Lessons learned on porting CRBLASTER to the 64-core TILE64 processor

Ken Mighell, NOAO

I discuss the lessons learned while porting a NASA-funded parallel-processing cosmic-ray rejection application, called CRBLASTER, to Tilera's 64-core (8x8 mesh processor architecture) TILE64 processor.

CRBLASTER identifies and removes cosmic-rays on space-based CCD (charge-coupled device) camera images using the embarrassingly-parallel Laplacian-edge-detection L.A.Cosmic algorithm. CRBLASTER is written in C using the industry standard Message Passing Interface (MPI) library.

Processing a single 800 x 800 pixel Hubble Space Telescope WFPC2 camera image takes 6.00 seconds running on an Apple Mac Pro computer with two 2.8-GHz quad-core Intel Xeon processors. Processing the same image on the same machine with CRBLASTER running with 8 processors takes 0.915 seconds, which translates to a computational efficiency 82.0% for 8 processors.

The initial port of CRBLASTER to the 64-core TILE64 platform took only 8 hours.

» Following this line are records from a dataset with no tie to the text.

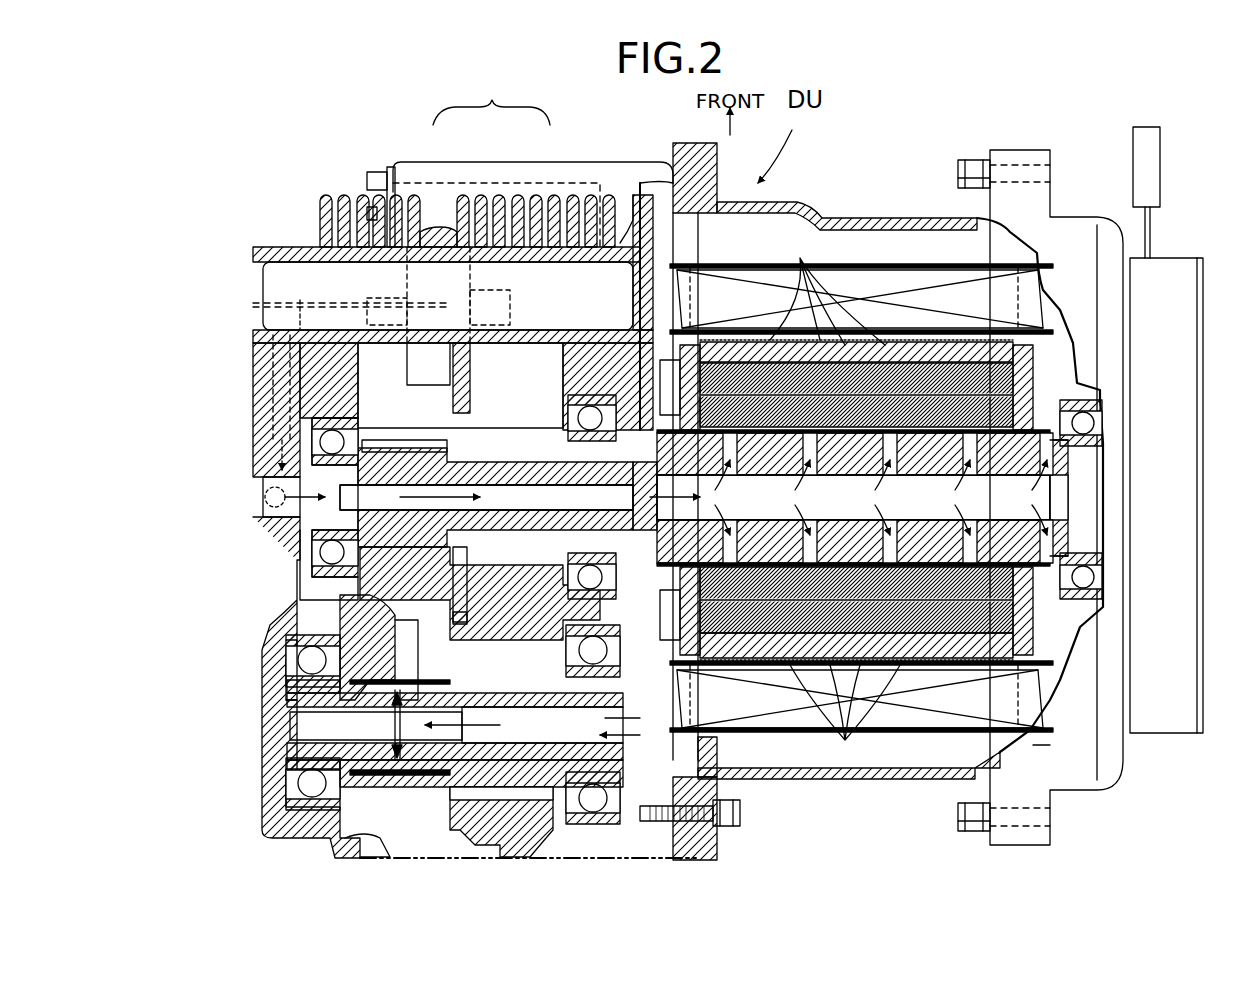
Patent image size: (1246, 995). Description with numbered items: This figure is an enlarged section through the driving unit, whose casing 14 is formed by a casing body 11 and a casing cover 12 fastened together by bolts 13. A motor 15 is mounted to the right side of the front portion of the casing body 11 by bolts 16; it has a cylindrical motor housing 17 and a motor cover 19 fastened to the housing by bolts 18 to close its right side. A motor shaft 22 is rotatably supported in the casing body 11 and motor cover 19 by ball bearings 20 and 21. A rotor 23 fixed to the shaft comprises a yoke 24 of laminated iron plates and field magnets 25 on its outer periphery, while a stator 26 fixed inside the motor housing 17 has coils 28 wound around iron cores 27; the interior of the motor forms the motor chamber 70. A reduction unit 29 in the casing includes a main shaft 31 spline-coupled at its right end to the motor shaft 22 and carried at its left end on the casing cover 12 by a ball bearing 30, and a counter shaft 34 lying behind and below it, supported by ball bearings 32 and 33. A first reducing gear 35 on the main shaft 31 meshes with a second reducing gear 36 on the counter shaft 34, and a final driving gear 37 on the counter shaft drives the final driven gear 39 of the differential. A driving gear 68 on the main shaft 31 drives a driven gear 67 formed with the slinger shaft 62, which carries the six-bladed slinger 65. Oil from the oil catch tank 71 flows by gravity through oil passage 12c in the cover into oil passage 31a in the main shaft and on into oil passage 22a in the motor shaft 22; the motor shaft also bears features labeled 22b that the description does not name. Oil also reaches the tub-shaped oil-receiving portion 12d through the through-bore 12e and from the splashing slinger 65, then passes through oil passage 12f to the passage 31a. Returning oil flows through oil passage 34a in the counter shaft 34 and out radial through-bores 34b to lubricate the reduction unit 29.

The casing body 11 is at (538, 162).
The casing cover 12 is at (452, 333).
The oil passage 12c is at (262, 490).
The oil-receiving portion 12d is at (300, 320).
The through-bore 12e is at (455, 345).
The oil passage 12f is at (270, 370).
The bolts 13 is at (366, 181).
The casing 14 is at (491, 99).
The motor 15 is at (853, 205).
The bolts 16 is at (740, 812).
The motor housing 17 is at (810, 205).
The bolts 18 is at (965, 173).
The motor cover 19 is at (1080, 227).
The ball bearing 20 is at (590, 400).
The ball bearing 21 is at (1072, 405).
The motor shaft 22 is at (1050, 563).
The oil passage 22a is at (733, 510).
The radial hole 22b is at (1020, 510).
The rotor 23 is at (1040, 350).
The yoke 24 is at (840, 450).
The field magnets 25 is at (835, 498).
The stator 26 is at (933, 740).
The iron cores 27 is at (695, 290).
The coils 28 is at (870, 290).
The reduction unit 29 is at (375, 590).
The ball bearing 30 is at (350, 440).
The main shaft 31 is at (540, 540).
The oil passage 31a is at (563, 510).
The ball bearing 32 is at (580, 650).
The ball bearing 33 is at (340, 650).
The counter shaft 34 is at (428, 680).
The oil passage 34a is at (578, 733).
The through-bores 34b is at (385, 740).
The first reducing gear 35 is at (395, 445).
The second reducing gear 36 is at (486, 498).
The final driving gear 37 is at (515, 650).
The final driven gear 39 is at (505, 790).
The slinger shaft 62 is at (510, 300).
The slinger 65 is at (400, 298).
The driven gear 67 is at (470, 285).
The driving gear 68 is at (460, 610).
The motor chamber 70 is at (664, 251).
The oil catch tank 71 is at (611, 303).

The biggest challenge was the compilation of NASA's CFITSIO C library (130,000+ lines of C code) for the reading and writing of data files in the FITS (Flexible Image Transport System) data format; once I learned how to get CFITSIO to configure and compile *natively* on the TILExpress-20G card, the compilation of CRBLASTER with Tilera's tile-cc cross compiler was a snap.

CRBLASTER running on a single tile of a 700-MHz TILExpress-20G development card takes 91.4 seconds; CRBLASTER running on 8 tiles with 2 x 4 subimages has a computational efficiency of 87.2%. Using a square number of tiles is an efficient way of using the TILE64 processor. For example, CRBLASTER running on 49 tiles with 7 x 7 subimages has a computational efficiency of 66.8% but with 47 tiles (a prime number) the application has a computational efficiency of 49.9%. This is due to edge effects of the L.A.Cosmic algorithm.

The L.A.Cosmic algorithm is a non-linear process principally due to the random nature of cosmic-ray damage on a CCD image; somewhere a portion of the image will be more harmed than anywhere else and CRBLASTER must wait until that subimage is cleaned before it can finish.

CRBLASTER has been designed to be used by others as a parallel-processing computational framework that enables the easy development of other parallel-processing image-analysis programs based on embarrassingly-parallel algorithms. CRBLASTER running a linear process yields significantly better computational efficiencies with large numbers of tiles.

Document date April 25, 2010.